Sia che la legislazione positiva punisca, sia che legalizzi (come era per i chiamati al servizio militare obbligatorio, come è per i sanitari nell’interruzione della gravidanza) l’eccezione della coscienza alla legge, essa riconosce, per contrasto o per compromesso, il fatto e diritto della coscienza come primo e ultimo criterio morale, pur attraverso la “reciprocità” (Bernhard Haering), la comunicazione e il dialogo delle singole coscienze. L’animo cristiano, che crede nello Spirito effuso nei cuori e nella «luce che illumina ogni uomo» (Giovanni 1,9), non può non essere grandemente sensibile a questa feconda dialettica.

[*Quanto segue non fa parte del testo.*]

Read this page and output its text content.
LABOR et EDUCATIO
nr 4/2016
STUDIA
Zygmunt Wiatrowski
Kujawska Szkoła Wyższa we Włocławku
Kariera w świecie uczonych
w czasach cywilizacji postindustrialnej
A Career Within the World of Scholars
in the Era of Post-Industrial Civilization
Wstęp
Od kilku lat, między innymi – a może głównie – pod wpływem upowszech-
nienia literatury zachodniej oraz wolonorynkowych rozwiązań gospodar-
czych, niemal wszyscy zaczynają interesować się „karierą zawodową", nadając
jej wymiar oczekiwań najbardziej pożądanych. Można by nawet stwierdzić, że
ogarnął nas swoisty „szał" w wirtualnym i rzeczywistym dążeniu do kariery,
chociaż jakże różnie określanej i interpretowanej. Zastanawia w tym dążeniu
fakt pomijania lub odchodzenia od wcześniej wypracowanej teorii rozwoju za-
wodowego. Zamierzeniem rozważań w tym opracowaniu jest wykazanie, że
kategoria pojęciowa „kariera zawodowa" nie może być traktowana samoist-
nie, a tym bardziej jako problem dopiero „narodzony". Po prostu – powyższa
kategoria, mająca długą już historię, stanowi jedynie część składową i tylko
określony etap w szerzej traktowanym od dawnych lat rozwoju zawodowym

4) Testimonianza è il quarto passo o gradino del cammino. L’azione nonviolenta può riuscire o fallire. Gandhi dice che non fallisce mai. Come può dir questo? Anche nel fallimento pratico immediato, l’azione giusta nei mezzi e nel fine ottiene infallibilmente due risultati positivi, immancabili:
a) non aggiunge male al male, dolore a dolore, offesa ad offesa, violenza a violenza;
b) lascia una testimonianza. Testimone è colui che in un dibattito, in un processo per accertare i fatti, porta notizia di un fatto finora ignoto. La lotta per una maggiore giustizia coi soli mezzi giusti introduce la visione di un obiettivo e di un metodo che, anche se non si stabiliscono oggi nella realtà effettiva, si annunciano davanti ad essa come possibili, desiderabili, necessari, validi. La u-topia è il non-ancora-reale. Persino quando il lottatore nonviolento è ucciso, anche quando è martire nel senso corrente – sconfitto, eliminato in quanto profeta disarmato – egli è martire nel senso originario, cioè testimone, apportatore di novità, creatore di attiva speranza, apritore di cammini. Infatti, egli resta nel tempo più presente e operante di chi lo elimina: Gesù è più presente e operante di Pilato e di Caifa, Martin Luther King è oggi più attivo del suo assassino, Gandhi guida un movimento mondiale mentre il fanatico che lo uccise è immobile e dimenticato. «La testa di Giovanni Battista grida più forte tagliata, sul piatto, che sul suo collo» (Primo Mazzolari).
È vero che la nonviolenza, l’azione per la giustizia, non è mai sufficiente ed è sempre in ritardo, ma nello stesso momento è vero che non è mai inutile, che non fallisce mai nel tempo ampio, ma si afferma contro e più della stessa forza che, temporaneamente, la stronca. Se i cristiani, che affidano la vita e ripongono la speranza nel Grande Sconfitto, non vedessero questo e non agissero nella storia con questa fiducia, ma dovessero confidare nei metodi sbrigativi ed eliminatori della violenza, che vuol bruciare i tempi, strappare i successi, e far crescere la pianta estirpandola, la loro fede sarebbe vana perché abbandonerebbe la vicenda umana al male della violenza senza speranza.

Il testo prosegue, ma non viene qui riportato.